Use of high resolution remote sensing to: monitor, model, and optimize water and nutrient use efficiencies; diagnose withinfield variations in surface characteristics and vegetation function on a routine basis; optimize crop production via spatially explicit management practices.

Evaluation and integration of proximal sensors for spatial irrigation and fertility management

Synergistic cross-platform (e.g., geostationary, polar-orbiting, unmanned aerial vehicles) approaches to reinforce monitoring capacity, spatiotemporal resolution, and retrieval robustness from field to continental scales

Integration of remote sensing, process modeling, and machine learning to advance agricultural monitoring and management

Monitoring and management of climate induced impacts on crop functioning and yield

Integration of short-term climate projections or meteorology for improved crop yield monitoring and prediction

Integrated cloud-based agricultural monitoring systems to deliver informed decision support, early warning and directed locationspecific management in near real-time.

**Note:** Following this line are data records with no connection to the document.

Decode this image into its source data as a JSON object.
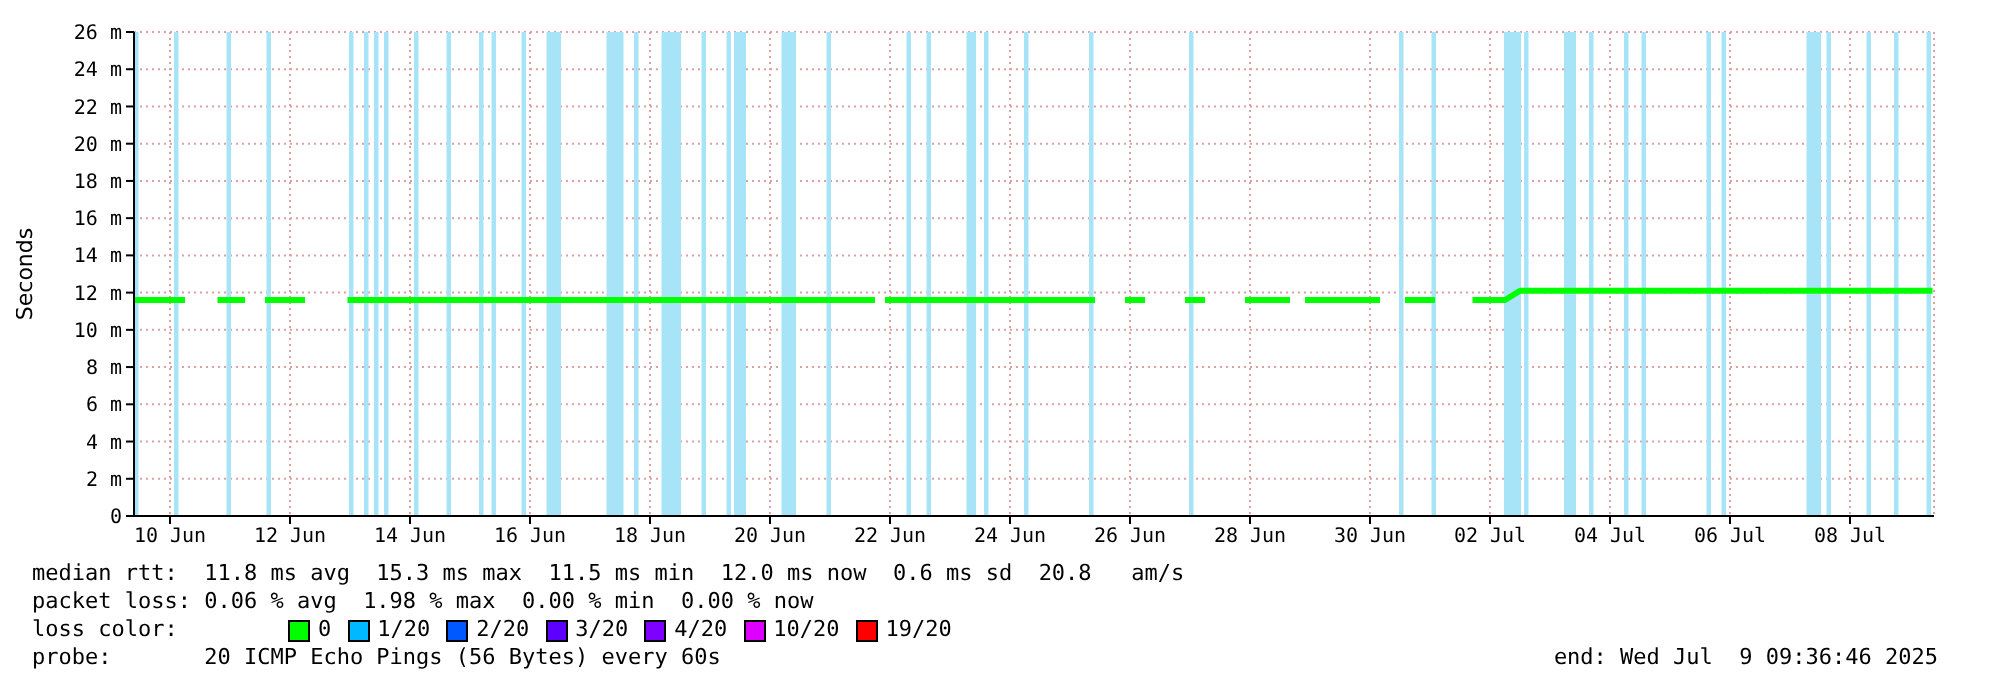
{
  "chart_data": {
    "type": "line",
    "ylabel": "Seconds",
    "legend_title": "loss color:",
    "legend": "bottom",
    "grid": true,
    "marker": "none",
    "line_style": "solid",
    "xlim": [
      "2025-06-09T09:36",
      "2025-07-09T09:36"
    ],
    "xticks": [
      {
        "value": "2025-06-10",
        "label": "10 Jun"
      },
      {
        "value": "2025-06-12",
        "label": "12 Jun"
      },
      {
        "value": "2025-06-14",
        "label": "14 Jun"
      },
      {
        "value": "2025-06-16",
        "label": "16 Jun"
      },
      {
        "value": "2025-06-18",
        "label": "18 Jun"
      },
      {
        "value": "2025-06-20",
        "label": "20 Jun"
      },
      {
        "value": "2025-06-22",
        "label": "22 Jun"
      },
      {
        "value": "2025-06-24",
        "label": "24 Jun"
      },
      {
        "value": "2025-06-26",
        "label": "26 Jun"
      },
      {
        "value": "2025-06-28",
        "label": "28 Jun"
      },
      {
        "value": "2025-06-30",
        "label": "30 Jun"
      },
      {
        "value": "2025-07-02",
        "label": "02 Jul"
      },
      {
        "value": "2025-07-04",
        "label": "04 Jul"
      },
      {
        "value": "2025-07-06",
        "label": "06 Jul"
      },
      {
        "value": "2025-07-08",
        "label": "08 Jul"
      }
    ],
    "ylim": [
      0,
      26
    ],
    "yticks": [
      0,
      {
        "value": 2,
        "label": "2 m"
      },
      {
        "value": 4,
        "label": "4 m"
      },
      {
        "value": 6,
        "label": "6 m"
      },
      {
        "value": 8,
        "label": "8 m"
      },
      {
        "value": 10,
        "label": "10 m"
      },
      {
        "value": 12,
        "label": "12 m"
      },
      {
        "value": 14,
        "label": "14 m"
      },
      {
        "value": 16,
        "label": "16 m"
      },
      {
        "value": 18,
        "label": "18 m"
      },
      {
        "value": 20,
        "label": "20 m"
      },
      {
        "value": 22,
        "label": "22 m"
      },
      {
        "value": 24,
        "label": "24 m"
      },
      {
        "value": 26,
        "label": "26 m"
      }
    ],
    "series": [
      {
        "name": "0",
        "color": "#00ff00",
        "x": [
          "2025-06-09T10:00",
          "2025-06-10T06:00",
          "2025-06-10T12:00",
          "2025-06-10T19:00",
          "2025-06-11T06:00",
          "2025-06-11T09:00",
          "2025-06-11T14:00",
          "2025-06-12T06:00",
          "2025-06-12T12:00",
          "2025-06-12T23:00",
          "2025-06-16T12:00",
          "2025-06-21T18:00",
          "2025-06-21T20:00",
          "2025-06-21T22:00",
          "2025-06-25T10:00",
          "2025-06-25T18:00",
          "2025-06-25T22:00",
          "2025-06-26T06:00",
          "2025-06-26T15:00",
          "2025-06-26T22:00",
          "2025-06-27T06:00",
          "2025-06-27T12:00",
          "2025-06-27T22:00",
          "2025-06-28T16:00",
          "2025-06-28T18:00",
          "2025-06-28T22:00",
          "2025-06-30T04:00",
          "2025-06-30T10:00",
          "2025-06-30T14:00",
          "2025-07-01T02:00",
          "2025-07-01T10:00",
          "2025-07-01T17:00",
          "2025-07-02T06:00",
          "2025-07-02T12:00",
          "2025-07-09T09:00"
        ],
        "values": [
          11.6,
          11.6,
          null,
          11.6,
          11.6,
          null,
          11.6,
          11.6,
          null,
          11.6,
          11.6,
          11.6,
          null,
          11.6,
          11.6,
          null,
          11.6,
          11.6,
          null,
          11.6,
          11.6,
          null,
          11.6,
          11.6,
          null,
          11.6,
          11.6,
          null,
          11.6,
          11.6,
          null,
          11.6,
          11.6,
          12.1,
          12.1
        ]
      },
      {
        "name": "1/20",
        "color": "#00b8ff"
      },
      {
        "name": "2/20",
        "color": "#0059ff"
      },
      {
        "name": "3/20",
        "color": "#5e00ff"
      },
      {
        "name": "4/20",
        "color": "#7e00ff"
      },
      {
        "name": "10/20",
        "color": "#dd00ff"
      },
      {
        "name": "19/20",
        "color": "#ff0000"
      }
    ],
    "bands": [
      {
        "axis": "x",
        "from": "2025-06-09T10:00",
        "to": "2025-06-09T11:00",
        "color": "#a8e4f8"
      },
      {
        "axis": "x",
        "from": "2025-06-10T02:00",
        "to": "2025-06-10T03:00",
        "color": "#a8e4f8"
      },
      {
        "axis": "x",
        "from": "2025-06-10T23:00",
        "to": "2025-06-11T00:00",
        "color": "#a8e4f8"
      },
      {
        "axis": "x",
        "from": "2025-06-11T15:00",
        "to": "2025-06-11T16:00",
        "color": "#a8e4f8"
      },
      {
        "axis": "x",
        "from": "2025-06-13T00:00",
        "to": "2025-06-13T01:00",
        "color": "#a8e4f8"
      },
      {
        "axis": "x",
        "from": "2025-06-13T06:00",
        "to": "2025-06-13T07:00",
        "color": "#a8e4f8"
      },
      {
        "axis": "x",
        "from": "2025-06-13T10:00",
        "to": "2025-06-13T11:00",
        "color": "#a8e4f8"
      },
      {
        "axis": "x",
        "from": "2025-06-13T14:00",
        "to": "2025-06-13T15:00",
        "color": "#a8e4f8"
      },
      {
        "axis": "x",
        "from": "2025-06-14T02:00",
        "to": "2025-06-14T03:00",
        "color": "#a8e4f8"
      },
      {
        "axis": "x",
        "from": "2025-06-14T15:00",
        "to": "2025-06-14T16:00",
        "color": "#a8e4f8"
      },
      {
        "axis": "x",
        "from": "2025-06-15T04:00",
        "to": "2025-06-15T05:00",
        "color": "#a8e4f8"
      },
      {
        "axis": "x",
        "from": "2025-06-15T09:00",
        "to": "2025-06-15T10:00",
        "color": "#a8e4f8"
      },
      {
        "axis": "x",
        "from": "2025-06-15T21:00",
        "to": "2025-06-15T22:00",
        "color": "#a8e4f8"
      },
      {
        "axis": "x",
        "from": "2025-06-16T07:00",
        "to": "2025-06-16T12:00",
        "color": "#a8e4f8"
      },
      {
        "axis": "x",
        "from": "2025-06-17T07:00",
        "to": "2025-06-17T13:00",
        "color": "#a8e4f8"
      },
      {
        "axis": "x",
        "from": "2025-06-17T18:00",
        "to": "2025-06-17T19:00",
        "color": "#a8e4f8"
      },
      {
        "axis": "x",
        "from": "2025-06-18T05:00",
        "to": "2025-06-18T12:00",
        "color": "#a8e4f8"
      },
      {
        "axis": "x",
        "from": "2025-06-18T21:00",
        "to": "2025-06-18T22:00",
        "color": "#a8e4f8"
      },
      {
        "axis": "x",
        "from": "2025-06-19T07:00",
        "to": "2025-06-19T08:00",
        "color": "#a8e4f8"
      },
      {
        "axis": "x",
        "from": "2025-06-19T10:00",
        "to": "2025-06-19T14:00",
        "color": "#a8e4f8"
      },
      {
        "axis": "x",
        "from": "2025-06-20T05:00",
        "to": "2025-06-20T10:00",
        "color": "#a8e4f8"
      },
      {
        "axis": "x",
        "from": "2025-06-20T23:00",
        "to": "2025-06-21T00:00",
        "color": "#a8e4f8"
      },
      {
        "axis": "x",
        "from": "2025-06-22T07:00",
        "to": "2025-06-22T08:00",
        "color": "#a8e4f8"
      },
      {
        "axis": "x",
        "from": "2025-06-22T15:00",
        "to": "2025-06-22T16:00",
        "color": "#a8e4f8"
      },
      {
        "axis": "x",
        "from": "2025-06-23T07:00",
        "to": "2025-06-23T10:00",
        "color": "#a8e4f8"
      },
      {
        "axis": "x",
        "from": "2025-06-23T14:00",
        "to": "2025-06-23T15:00",
        "color": "#a8e4f8"
      },
      {
        "axis": "x",
        "from": "2025-06-24T06:00",
        "to": "2025-06-24T07:00",
        "color": "#a8e4f8"
      },
      {
        "axis": "x",
        "from": "2025-06-25T08:00",
        "to": "2025-06-25T09:00",
        "color": "#a8e4f8"
      },
      {
        "axis": "x",
        "from": "2025-06-27T00:00",
        "to": "2025-06-27T01:00",
        "color": "#a8e4f8"
      },
      {
        "axis": "x",
        "from": "2025-06-30T12:00",
        "to": "2025-06-30T13:00",
        "color": "#a8e4f8"
      },
      {
        "axis": "x",
        "from": "2025-07-01T01:00",
        "to": "2025-07-01T02:00",
        "color": "#a8e4f8"
      },
      {
        "axis": "x",
        "from": "2025-07-02T06:00",
        "to": "2025-07-02T12:00",
        "color": "#a8e4f8"
      },
      {
        "axis": "x",
        "from": "2025-07-02T14:00",
        "to": "2025-07-02T15:00",
        "color": "#a8e4f8"
      },
      {
        "axis": "x",
        "from": "2025-07-03T06:00",
        "to": "2025-07-03T10:00",
        "color": "#a8e4f8"
      },
      {
        "axis": "x",
        "from": "2025-07-03T16:00",
        "to": "2025-07-03T17:00",
        "color": "#a8e4f8"
      },
      {
        "axis": "x",
        "from": "2025-07-04T06:00",
        "to": "2025-07-04T07:00",
        "color": "#a8e4f8"
      },
      {
        "axis": "x",
        "from": "2025-07-04T13:00",
        "to": "2025-07-04T14:00",
        "color": "#a8e4f8"
      },
      {
        "axis": "x",
        "from": "2025-07-05T15:00",
        "to": "2025-07-05T16:00",
        "color": "#a8e4f8"
      },
      {
        "axis": "x",
        "from": "2025-07-05T21:00",
        "to": "2025-07-05T22:00",
        "color": "#a8e4f8"
      },
      {
        "axis": "x",
        "from": "2025-07-07T07:00",
        "to": "2025-07-07T12:00",
        "color": "#a8e4f8"
      },
      {
        "axis": "x",
        "from": "2025-07-07T15:00",
        "to": "2025-07-07T16:00",
        "color": "#a8e4f8"
      },
      {
        "axis": "x",
        "from": "2025-07-08T07:00",
        "to": "2025-07-08T08:00",
        "color": "#a8e4f8"
      },
      {
        "axis": "x",
        "from": "2025-07-08T18:00",
        "to": "2025-07-08T19:00",
        "color": "#a8e4f8"
      },
      {
        "axis": "x",
        "from": "2025-07-09T07:00",
        "to": "2025-07-09T08:00",
        "color": "#a8e4f8"
      }
    ],
    "annotations": [
      "median rtt:  11.8 ms avg  15.3 ms max  11.5 ms min  12.0 ms now  0.6 ms sd  20.8   am/s",
      "packet loss: 0.06 % avg  1.98 % max  0.00 % min  0.00 % now",
      "probe:       20 ICMP Echo Pings (56 Bytes) every 60s",
      "end: Wed Jul  9 09:36:46 2025"
    ]
  }
}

Some of the innovative research topics by the Eminent author in our Journal is

Hameid et al, describes the Accuracy Assessment of Spatial Interpolation Methods to Derives DEMs of Small Islands with Relative Topographic Variations which explains about the responding to Climate Change in Small Island Developing States (SIDS), accurate Digital Elevation Model (DEM) can support the ocean level Rise (SLR) scenarios and sequenceit is impacts on coastal zone for correct adaptation. The DEM accuracy may vary to a particular degree following different interpolation algorithms and therefore the data acquisition method. Indeed, numerous mathematical interpolation methods have been developed on spatial interpolation for topographic information densification and DEM restitution. The aim of this study focuses on the accuracy assessment of high spatial resolution DEM (at 2.5 m pixel size) regenerated from high topographic contour lines map at scale of 1:5,000 applying four different interpolation algorithms. Three deterministic methods were considered including the IDW with variable and fixed parameters, the Spline with regular and tension conditions, and the Natural Neighbor. While, for stochastic methods, the ordinary and simple Kriging were analyzed according to the semi-variogram adjustment considering five mathematical functions: Stable, Circular, Spherical, Exponential and Gaussian. For validation purposes, a datasets of 400 ground control points (GCPs) uniformly distributed over the study site, to cover all the existing altitude classes, were used. These were measured using Differential Global Position System (DGPS) with ± 1 cm and ± 2 cm for planimetric and altimetric accuracies, respectively. The results obtained show that ordinary and simple kriging methods, based on the exponential function, achieved a similar DEMs restitution with the best RMSE (± 0.65 m), which proved to be less than the tolerance or the total deviation (± 0.78 m). Consequently, these two Kriging methods are more accurate for DEM production for small island applications such as the evaluation of coastal zones vulnerability to SLR, flooding, detection of topographic features and hydrological modeling.